Verfassungsrecht in Paris
Zwei Wochen konnte ich als Professeur Invité das Institut Michel Villey der Université Paris II – Panthéon-Assas besuchen. Die Rechtswissenschaften spielen in Frankreich vielleicht die Rolle, vor der uns Anhänger der deutschen Staatsprüfung immer warnen: ein kleineres Fach, das keine politischen Karrieren generiert, mit weniger praktischem Gewicht. Nun, mir gefällt gerade dies sehr gut: eine wirklich akademische Disziplin, in welcher die Rechtsgeschichte, die Verfassungstheorie und Rechtsvergleichung eine größere Rolle spielen, ohne dass das Ganze weltfremd würde. Die Doktorarbeien sind rein wissenschaftliche Angelegenheit und im Schnitt von höherem Niveau als bei uns. Natürlich gibt es auch in Frankreich wie überall sonst in den akademischen Rechtswissenschaften die üblichen Animositäten zwischen Anwendern und Theoretikern, aber doch etwas anders gewichtet.
Das Institut Michel Villey ist klein, das Leben der Professoren in Paris ist deutlich härter als in Deutschland: Sie haben keine Büros, keine Mitarbeiter, keine eigene Sekretärin, sie arbeiten zu Hause, oft in der Banlieue, nicht in der teuren Stadt. Trotzdem gibt es einen relativ engen Gesprächszusammenhang namentlich durch Vortragseinladungen und gemeinsame Doktorandenseminare. Auch wenn man nicht in Paris wohnt, läuft man sich in der Umgebung der Universität oft über den Weg. Wie in Berlin gibt es so viele Veranstaltungen, dass man kaum weiß, was passiert, geschweige denn dazu kommt, sie zu besuchen. Anders als in Berlin sind die Veranstaltungen aber seltener angekündigt, man muss Bescheid wissen. Die Uni ist weniger ein öffentlicher Raum als bei uns. Trotzdem scheinen mir die Ähnlichkeiten zwischen Großstadtunis und Kleinstadtunis in vielem größer als die zwischen Universitäten verschiedener Länder. Im Institut Michel Villey wird vor allem zu Fragen der Theorie und der Vergleichung gearbeitet. Das Institut gibt eine hervorragende Zeitschrift heraus: Jus Politicum, die gerade auf deutsche und britische Perspektiven wert legt.

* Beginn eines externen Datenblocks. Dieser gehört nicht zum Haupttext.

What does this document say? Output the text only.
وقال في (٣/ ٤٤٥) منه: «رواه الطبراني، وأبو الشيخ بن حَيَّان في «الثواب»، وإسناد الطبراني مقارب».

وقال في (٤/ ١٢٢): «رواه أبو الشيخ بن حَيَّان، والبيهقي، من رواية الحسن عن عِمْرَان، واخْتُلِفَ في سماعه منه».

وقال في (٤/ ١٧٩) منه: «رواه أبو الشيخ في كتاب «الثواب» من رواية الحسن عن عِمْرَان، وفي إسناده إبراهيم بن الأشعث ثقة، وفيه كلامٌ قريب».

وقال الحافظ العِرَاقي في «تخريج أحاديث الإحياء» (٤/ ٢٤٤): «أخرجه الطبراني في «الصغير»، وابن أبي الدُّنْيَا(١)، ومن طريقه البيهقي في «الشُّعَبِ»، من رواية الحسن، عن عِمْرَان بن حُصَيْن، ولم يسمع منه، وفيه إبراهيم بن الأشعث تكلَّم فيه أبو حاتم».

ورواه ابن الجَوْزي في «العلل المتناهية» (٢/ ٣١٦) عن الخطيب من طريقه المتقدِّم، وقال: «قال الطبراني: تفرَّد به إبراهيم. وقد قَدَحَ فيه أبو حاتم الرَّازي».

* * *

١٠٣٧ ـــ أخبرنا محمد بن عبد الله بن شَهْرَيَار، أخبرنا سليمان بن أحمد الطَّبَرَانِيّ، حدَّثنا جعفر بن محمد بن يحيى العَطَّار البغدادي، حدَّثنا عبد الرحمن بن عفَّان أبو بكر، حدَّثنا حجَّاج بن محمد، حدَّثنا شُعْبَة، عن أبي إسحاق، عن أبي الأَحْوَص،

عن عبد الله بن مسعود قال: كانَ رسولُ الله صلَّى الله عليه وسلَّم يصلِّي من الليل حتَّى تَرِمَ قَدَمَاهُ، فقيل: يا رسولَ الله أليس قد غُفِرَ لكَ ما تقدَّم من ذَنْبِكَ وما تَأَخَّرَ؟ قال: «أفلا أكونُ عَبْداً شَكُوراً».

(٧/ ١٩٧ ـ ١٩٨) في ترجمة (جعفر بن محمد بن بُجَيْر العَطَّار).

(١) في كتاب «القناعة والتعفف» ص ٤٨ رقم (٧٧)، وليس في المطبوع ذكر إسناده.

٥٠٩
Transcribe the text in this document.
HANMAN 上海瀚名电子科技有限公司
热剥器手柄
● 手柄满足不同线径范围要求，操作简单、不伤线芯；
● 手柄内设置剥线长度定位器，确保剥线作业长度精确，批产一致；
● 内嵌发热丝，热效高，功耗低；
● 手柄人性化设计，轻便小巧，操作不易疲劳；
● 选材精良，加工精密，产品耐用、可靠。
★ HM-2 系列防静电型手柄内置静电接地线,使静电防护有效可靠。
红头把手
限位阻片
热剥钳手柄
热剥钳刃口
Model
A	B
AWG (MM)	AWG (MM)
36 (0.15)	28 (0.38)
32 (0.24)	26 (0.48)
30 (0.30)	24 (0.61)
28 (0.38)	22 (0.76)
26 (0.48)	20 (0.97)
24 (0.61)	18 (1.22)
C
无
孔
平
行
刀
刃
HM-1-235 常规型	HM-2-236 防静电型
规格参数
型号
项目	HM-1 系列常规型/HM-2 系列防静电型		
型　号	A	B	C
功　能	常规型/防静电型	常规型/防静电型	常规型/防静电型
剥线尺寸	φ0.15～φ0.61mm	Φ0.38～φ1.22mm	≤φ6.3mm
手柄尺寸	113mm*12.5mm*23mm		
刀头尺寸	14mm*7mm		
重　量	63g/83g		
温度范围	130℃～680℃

Die Frage, wie wir Verfassungsvergleichung betreiben sollen, dürfte ein zentrales Methodenprobleme der Zukunft sein. Bis heute dient das amerikanische Verfassungsrecht als eine Art gemeinsamer Sprache der Verfassungsvergleicher. Zugleich erwacht global das Bewusstsein dafür, dass das amerikanische Modell besonders wenig als Modell taugt, schon weil es ein äußerst seltenes rein präsidentielles System darstellt. Warum nicht mehr in ein Nachbarland schauen, das eine große demokratische Tradition, insbesondere eine große Geschichte juristischer Demokratietheorie hat, das zugleich charakteristische Wege etwa bei der verfassungserichtlichen Kontrolle gegangen ist und mit dem uns eine gemeinsame institutionelle Zukunft verbinden dürfte?